There are quite a lot of issues in that code. Have a look at the following:

#include <stdio.h>
#include <stdlib.h>
#include <string.h>

#define ELEMENTS 5

/*
 * A string is an array of characters, say char c[]. Since we will be creating
 * an array of those, that becomes char *(c[]). And since we want to store the
 * memory we allocate somewhere, we must be given a pointer. Hence char
 * **(c[]).
 *
 * An int doesn't require a complete array, just int i.

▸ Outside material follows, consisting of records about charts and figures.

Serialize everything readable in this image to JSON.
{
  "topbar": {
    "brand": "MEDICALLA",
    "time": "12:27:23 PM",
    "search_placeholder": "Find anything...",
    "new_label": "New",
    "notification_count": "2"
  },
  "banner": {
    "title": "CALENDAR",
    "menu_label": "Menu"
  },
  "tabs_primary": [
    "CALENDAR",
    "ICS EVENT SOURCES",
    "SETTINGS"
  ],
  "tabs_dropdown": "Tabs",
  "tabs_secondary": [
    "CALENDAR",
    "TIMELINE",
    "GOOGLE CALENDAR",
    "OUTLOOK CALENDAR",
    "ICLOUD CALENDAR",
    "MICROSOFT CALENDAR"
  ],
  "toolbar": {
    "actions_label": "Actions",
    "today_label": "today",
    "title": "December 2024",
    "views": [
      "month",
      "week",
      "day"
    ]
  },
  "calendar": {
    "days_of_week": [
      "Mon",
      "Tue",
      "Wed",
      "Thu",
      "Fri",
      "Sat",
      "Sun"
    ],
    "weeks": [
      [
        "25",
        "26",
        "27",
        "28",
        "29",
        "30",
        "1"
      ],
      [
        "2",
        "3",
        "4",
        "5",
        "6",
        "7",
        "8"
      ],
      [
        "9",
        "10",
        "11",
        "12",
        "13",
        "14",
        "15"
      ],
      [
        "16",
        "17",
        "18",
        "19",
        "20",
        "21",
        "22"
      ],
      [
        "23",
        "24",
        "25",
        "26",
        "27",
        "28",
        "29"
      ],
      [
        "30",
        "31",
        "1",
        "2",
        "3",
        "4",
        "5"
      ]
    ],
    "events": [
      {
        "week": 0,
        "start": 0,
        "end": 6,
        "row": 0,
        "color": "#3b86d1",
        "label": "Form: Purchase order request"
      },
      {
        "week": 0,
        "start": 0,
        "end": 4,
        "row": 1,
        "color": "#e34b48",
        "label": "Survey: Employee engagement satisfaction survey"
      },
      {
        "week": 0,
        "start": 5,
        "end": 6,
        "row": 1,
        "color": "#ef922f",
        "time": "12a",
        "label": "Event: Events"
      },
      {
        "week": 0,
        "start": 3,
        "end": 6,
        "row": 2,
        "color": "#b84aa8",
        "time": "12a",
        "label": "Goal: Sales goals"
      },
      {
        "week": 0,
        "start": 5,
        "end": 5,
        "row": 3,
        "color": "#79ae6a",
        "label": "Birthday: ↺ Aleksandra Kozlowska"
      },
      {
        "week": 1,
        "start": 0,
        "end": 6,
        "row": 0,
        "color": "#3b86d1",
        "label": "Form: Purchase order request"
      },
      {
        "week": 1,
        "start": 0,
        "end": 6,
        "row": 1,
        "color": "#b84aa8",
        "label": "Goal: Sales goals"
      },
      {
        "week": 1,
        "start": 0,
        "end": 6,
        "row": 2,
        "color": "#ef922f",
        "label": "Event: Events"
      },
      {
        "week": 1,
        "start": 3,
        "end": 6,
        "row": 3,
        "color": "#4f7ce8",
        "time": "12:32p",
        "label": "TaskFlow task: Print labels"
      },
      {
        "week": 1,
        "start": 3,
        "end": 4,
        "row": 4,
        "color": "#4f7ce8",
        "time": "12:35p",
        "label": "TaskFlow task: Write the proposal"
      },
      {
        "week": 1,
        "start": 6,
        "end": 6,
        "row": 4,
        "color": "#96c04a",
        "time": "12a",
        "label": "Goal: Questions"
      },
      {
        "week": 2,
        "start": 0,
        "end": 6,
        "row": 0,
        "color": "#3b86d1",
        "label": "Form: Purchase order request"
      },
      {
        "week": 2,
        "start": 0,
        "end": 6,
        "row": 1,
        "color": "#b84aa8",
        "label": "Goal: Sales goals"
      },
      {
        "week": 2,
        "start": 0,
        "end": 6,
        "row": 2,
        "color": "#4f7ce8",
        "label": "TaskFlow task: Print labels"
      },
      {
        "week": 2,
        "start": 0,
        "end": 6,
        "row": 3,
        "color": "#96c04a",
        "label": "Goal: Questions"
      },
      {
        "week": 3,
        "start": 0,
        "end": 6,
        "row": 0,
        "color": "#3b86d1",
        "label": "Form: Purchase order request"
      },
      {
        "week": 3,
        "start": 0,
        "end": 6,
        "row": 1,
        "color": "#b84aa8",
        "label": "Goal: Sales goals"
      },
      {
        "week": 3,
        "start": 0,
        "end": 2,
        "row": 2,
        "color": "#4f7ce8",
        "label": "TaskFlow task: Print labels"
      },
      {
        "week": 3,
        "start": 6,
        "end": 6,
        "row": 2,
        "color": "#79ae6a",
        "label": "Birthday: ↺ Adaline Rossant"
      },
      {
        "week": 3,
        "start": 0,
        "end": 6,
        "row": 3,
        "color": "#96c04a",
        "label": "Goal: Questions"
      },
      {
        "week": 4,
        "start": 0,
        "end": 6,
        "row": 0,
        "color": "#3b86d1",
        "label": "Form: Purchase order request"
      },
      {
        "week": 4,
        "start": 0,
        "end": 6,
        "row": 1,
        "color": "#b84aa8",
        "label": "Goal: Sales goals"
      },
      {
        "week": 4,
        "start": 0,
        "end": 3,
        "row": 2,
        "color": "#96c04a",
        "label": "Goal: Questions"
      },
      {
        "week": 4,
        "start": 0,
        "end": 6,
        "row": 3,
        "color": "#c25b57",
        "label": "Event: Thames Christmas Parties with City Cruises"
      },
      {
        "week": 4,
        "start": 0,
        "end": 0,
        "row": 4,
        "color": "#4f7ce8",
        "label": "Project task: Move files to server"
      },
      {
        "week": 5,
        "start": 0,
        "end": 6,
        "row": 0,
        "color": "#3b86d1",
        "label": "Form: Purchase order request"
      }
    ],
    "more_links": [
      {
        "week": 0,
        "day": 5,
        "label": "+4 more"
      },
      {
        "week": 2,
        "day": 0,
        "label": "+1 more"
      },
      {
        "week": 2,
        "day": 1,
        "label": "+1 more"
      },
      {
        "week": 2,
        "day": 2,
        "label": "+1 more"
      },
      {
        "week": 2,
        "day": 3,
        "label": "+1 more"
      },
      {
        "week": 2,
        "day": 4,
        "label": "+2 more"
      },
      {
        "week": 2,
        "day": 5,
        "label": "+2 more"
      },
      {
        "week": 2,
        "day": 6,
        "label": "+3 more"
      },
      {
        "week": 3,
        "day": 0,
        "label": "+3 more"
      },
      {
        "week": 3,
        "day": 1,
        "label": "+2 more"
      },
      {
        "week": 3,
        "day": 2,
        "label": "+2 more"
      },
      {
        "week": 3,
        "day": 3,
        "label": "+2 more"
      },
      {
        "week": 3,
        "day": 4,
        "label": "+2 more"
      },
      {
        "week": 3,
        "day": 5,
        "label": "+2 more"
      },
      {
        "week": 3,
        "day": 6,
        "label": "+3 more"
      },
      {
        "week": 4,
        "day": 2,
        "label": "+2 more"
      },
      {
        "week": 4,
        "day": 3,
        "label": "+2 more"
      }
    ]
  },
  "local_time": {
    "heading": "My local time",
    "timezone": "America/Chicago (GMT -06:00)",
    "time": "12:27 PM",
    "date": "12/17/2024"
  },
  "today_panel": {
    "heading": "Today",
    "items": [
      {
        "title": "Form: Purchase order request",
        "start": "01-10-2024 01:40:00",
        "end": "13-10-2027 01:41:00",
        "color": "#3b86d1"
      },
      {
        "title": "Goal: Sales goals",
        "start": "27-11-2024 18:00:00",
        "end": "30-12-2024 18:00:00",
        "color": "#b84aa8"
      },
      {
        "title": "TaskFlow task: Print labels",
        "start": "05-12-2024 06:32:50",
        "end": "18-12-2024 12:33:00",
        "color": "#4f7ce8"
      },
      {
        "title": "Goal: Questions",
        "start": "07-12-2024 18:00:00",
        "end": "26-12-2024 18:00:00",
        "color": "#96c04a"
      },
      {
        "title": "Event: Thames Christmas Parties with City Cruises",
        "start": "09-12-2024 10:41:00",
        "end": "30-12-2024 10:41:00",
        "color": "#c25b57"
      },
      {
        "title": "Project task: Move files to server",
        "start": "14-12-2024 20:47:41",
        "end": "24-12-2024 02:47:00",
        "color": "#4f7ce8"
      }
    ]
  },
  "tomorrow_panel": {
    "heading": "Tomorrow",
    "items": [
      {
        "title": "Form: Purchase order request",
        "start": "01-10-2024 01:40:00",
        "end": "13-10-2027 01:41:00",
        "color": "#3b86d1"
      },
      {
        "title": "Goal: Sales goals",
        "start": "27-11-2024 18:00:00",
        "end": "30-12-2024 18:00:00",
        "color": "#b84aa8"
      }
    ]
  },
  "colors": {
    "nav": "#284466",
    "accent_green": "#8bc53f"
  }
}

An array of those is
 * int i[]. A pointer to those is then int *(i[]).
 */
void
make(char **(chars[]), int *(ints[]), size_t len)
{
    static char hw[] = "Hello, World!";
    size_t i = 0;

    /*
     * Allocate the memory required to store the addresses of len char arrays.
     * And allocate the memory required to store len ints.
     */
    *chars = malloc(len * sizeof(char *));
    *ints = malloc(len * sizeof(int));

    /* Fill each element in the array... */
    for (i = 0; i < ELEMENTS; i++) {
        /* ... with a *new copy* of "Hello world". strdup calls malloc under
         * the hood! */
        (*chars)[i] = strdup(hw);
        /* ...with a multiple of 10. */
        (*ints)[i] = i * 10;
    }
}

int
main(void)
{
    /* A string c is a character array, hence char c[] or equivalently char *c.
     * We want an array of those, hence char **c. */
    char **chars = NULL;
    /* An array of ints. */
    int *ints = NULL;
    size_t i = 0;

    /* Pass *the addresses* of the chars and ints arrays, so that they can be
     * initialized. */
    make(&chars, &ints, ELEMENTS);
    for (i = 0; i < ELEMENTS; ++i) {
        printf("%s and %d\n", chars[i], ints[i]);
        /* Don't forget to free the memory allocated by strdup. */
        free(chars[i]);
    }

    /* Free the arrays themselves. */
    free(ints);
    free(chars);

    return EXIT_SUCCESS;
}